Ce matin, la sonde européenne Rosetta devait s'envoler de Kourou, en Guyane, pour un long et tortueux périple de dix ans, avec une extraordinaire mission: se mettre en orbite en 2014 autour d'une comète au-delà de Jupiter, la comète Churyumov-Gerasimenko, et y poser un atterrisseur, Philae, qui s'y accrochera aussitôt avec un harpon. La pesanteur y est si faible qu'elle ne suffirait pas à retenir l'engin qui risque de rebondir.

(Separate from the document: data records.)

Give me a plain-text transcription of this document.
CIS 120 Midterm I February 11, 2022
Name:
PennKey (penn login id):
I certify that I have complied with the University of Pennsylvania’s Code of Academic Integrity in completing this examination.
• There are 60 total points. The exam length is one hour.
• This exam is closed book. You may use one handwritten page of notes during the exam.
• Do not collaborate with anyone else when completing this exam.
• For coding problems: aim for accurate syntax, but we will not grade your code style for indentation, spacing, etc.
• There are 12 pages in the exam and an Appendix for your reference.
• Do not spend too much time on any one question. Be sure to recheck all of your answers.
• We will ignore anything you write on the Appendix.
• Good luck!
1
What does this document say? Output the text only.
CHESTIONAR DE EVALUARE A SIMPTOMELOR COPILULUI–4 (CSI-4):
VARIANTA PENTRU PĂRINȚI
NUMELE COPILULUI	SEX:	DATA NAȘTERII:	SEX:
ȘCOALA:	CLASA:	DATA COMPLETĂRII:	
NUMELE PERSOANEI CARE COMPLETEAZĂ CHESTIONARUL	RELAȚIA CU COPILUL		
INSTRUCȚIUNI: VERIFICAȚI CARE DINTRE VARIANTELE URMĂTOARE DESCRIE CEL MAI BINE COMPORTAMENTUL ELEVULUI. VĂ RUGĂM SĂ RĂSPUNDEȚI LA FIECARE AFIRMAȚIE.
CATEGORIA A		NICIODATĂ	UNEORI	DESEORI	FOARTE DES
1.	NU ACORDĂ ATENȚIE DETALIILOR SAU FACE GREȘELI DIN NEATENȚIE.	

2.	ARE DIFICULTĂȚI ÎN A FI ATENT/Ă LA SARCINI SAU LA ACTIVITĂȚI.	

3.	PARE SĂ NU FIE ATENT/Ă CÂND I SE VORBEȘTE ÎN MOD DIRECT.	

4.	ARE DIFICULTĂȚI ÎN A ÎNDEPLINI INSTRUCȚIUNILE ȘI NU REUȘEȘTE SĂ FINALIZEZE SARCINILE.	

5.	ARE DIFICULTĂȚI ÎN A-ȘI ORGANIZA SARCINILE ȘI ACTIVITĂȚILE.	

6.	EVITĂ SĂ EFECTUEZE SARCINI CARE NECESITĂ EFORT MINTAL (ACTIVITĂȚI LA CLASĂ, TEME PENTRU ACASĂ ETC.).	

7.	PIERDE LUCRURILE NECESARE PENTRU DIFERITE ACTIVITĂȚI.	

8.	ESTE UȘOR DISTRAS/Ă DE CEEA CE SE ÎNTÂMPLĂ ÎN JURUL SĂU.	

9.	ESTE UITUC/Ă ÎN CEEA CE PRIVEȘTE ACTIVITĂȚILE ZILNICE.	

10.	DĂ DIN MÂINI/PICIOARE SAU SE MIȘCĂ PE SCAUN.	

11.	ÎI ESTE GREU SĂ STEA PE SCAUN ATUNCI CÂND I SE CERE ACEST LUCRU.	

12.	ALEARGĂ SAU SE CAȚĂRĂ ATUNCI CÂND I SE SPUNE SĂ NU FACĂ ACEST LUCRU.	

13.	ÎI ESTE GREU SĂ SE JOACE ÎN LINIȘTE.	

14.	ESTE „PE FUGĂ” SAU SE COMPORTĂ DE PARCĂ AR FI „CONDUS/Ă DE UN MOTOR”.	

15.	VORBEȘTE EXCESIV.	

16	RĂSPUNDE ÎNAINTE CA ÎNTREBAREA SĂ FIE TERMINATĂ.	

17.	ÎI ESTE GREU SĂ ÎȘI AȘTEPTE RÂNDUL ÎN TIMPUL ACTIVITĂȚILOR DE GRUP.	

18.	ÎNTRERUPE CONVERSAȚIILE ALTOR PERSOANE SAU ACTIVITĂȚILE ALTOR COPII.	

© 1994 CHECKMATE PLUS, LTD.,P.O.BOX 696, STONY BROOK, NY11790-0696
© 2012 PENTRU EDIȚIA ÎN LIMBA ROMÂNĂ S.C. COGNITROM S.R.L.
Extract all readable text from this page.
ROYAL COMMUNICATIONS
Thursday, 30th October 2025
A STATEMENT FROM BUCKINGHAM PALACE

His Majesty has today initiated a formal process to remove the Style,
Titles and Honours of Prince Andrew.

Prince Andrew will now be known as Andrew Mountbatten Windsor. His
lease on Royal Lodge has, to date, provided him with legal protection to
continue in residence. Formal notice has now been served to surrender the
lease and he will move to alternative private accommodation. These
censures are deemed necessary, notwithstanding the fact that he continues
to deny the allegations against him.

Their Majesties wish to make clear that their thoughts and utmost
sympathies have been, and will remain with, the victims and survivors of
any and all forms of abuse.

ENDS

L'objectif des scientifiques européens, qui avaient déjà réussi à traverser la chevelure de la comète de Halley en 1986, est de vérifier si les comètes ont pu jouer un rôle dans l'apparition de la vie sur Terre et dans la formation des océans et de l'atmosphère. Ces petits corps célestes qui existent par milliards au-delà du système solaire, et dont les trajectoires sont parfois déviées vers nos «contrées», contiennent en effet des molécules organiques complexes, riches en carbone, hydrogène, oxygène et azote. Or ces éléments constituent les acides nucléiques et les acides aminés qui forment les ingrédients essentiels de la vie telle que nous la connaissons. La composition des comètes est en outre le précieux témoin de nos origines, puisqu'elle n'a pas évolué depuis 4,6 milliards d'années, à l'époque de la gestation du système solaire.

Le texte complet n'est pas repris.